Retour en Finlande pour Aki Kaurismäki, après un bref passage au Havre où put se vérifier de nouveau l’adaptabilité de son petit théâtre à d’autres climats. Peu importe le pays, il ne faut pas grand chose au réalisateur de L’Homme sans passé pour se sentir immédiatement chez lui : un trottoir engourdi par la nuit, une friche et ses grappes de hangars abandonnés, et puis quelques estaminets aux murs défraichis où des silhouettes solitaires se croisent sans s’être jamais donnés rendez-vous.
D’un film à l’autre, ce cinéma a ainsi pris l’habitude de puiser son énergie dans la substance humaine et urbaine que la société semble avoir abandonnée. La caméra de Kaurismäki ne paraît jamais plus à l’aise que dans ces inframondes en jachère, ces grands espaces négligés et repliés dans l’ombre, d’où le cinéaste dresse une estrade idéale à son art de la poésie soustractive. C’est une manière de déflorer subtilement un environnement de tous les signes du contemporain, pour mieux le perturber d’une multitude d’anachronismes et d’irrégularités absurdes. Un mélange d’épure stylisée et de naturalisme brut, qui transforme chaque plan en miniature flamboyante, à la croisée des toiles de Hopper et des cases de Hergé.
Mais si ce fonctionnement consolidé par les décennies semble imperturbable, il ne donne jamais la sensation de se faire sous cloche, jouant précisément de son atemporalité pour accueillir toutes les énergies résiduelles du monde. C’est le beau paradoxe qui continue d’alimenter la santé régulière de ce cinéma : fermé sur lui-même, le système kaurismäkien n’en paraît que plus accessible aux forces conjoncturelles qui l’entourent. Ainsi, on ne s’étonnera pas de voir le cinéaste traiter à bras-le-corps la question de l’immigration clandestine (c’était déjà le cas du Havre, mais aussi de La Vie de bohème, sa première incursion sur le territoire français). Il faut dire que la figure du réfugié a toute sa place dans la filmographie : sans domicile et sans papiers, vivotant discrètement dans les anfractuosités des faubourgs, le clandestin s’assimile naturellement à la ronde taiseuse des fantômes kaurismäkiens.

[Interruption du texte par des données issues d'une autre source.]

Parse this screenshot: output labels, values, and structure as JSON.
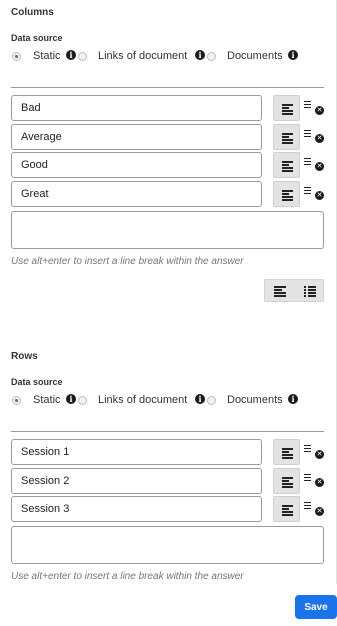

Dans L’Autre Côté de l’espoir, le réfugié est même littéralement un spectre, vomi dans un nuage de cendre au beau milieu de la nuit par un cargo : Khaled a fui l’enfer syrien et trouve l’hospitalité chez un ancien démarcheur, qui a profité d’une fructueuse nuit de poker pour racheter un restaurant à l’agonie. Laconique et massif, celui-ci l’aidera à changer de nom, gagner sa vie mais surtout rechercher sa soeur, perdue dans l’immensité de l’espace Schengen. Sûr de sa ligne, incapable de s’améliorer comme de se compromettre, Kaurismäki orchestre sa bohème d’automates avec cette inimitable mécanique minimaliste, où chaque personnage demeure à la fois une anomalie et un engrenage, rouage humain d’abord condamné à l’atonie des périphéries, puis articulé au gré des rencontres à la grande horlogerie de la solidarité silencieuse.
De cette mise en scène réglée comme du papier à musique, on dira peut-être qu’elle tourne en rond, à l’instar de ses vieux rockers gominés qui, en intermèdes, brament les mêmes refrains sur la rage du peuple anonyme. Et pourtant, malgré sa monotonie de vinyle rayé, ce cinéma continue d’entretenir le mystère de son extravagance, cette grâce lourde de somnambule, trainant sa musette d’optimisme sur le fil ténu de la détresse, au risque de dégringoler net et de vous tomber droit dans le coeur. À la toute fin, un homme adossé contre un arbre patiente, la main sur son ventre, une plaie grossièrement pansée en-dessous. Il scrute au loin quelque chose, l’autre côté de l’espoir peut-être, sans qu’à aucun moment l’on puisse déterminer si cet envers dissimule l’horizon d’une mort certaine, ou celle d’une existence enfin retrouvée. Eh bien c’est simple : tout le film a la douceur indécise de cette jolie scène.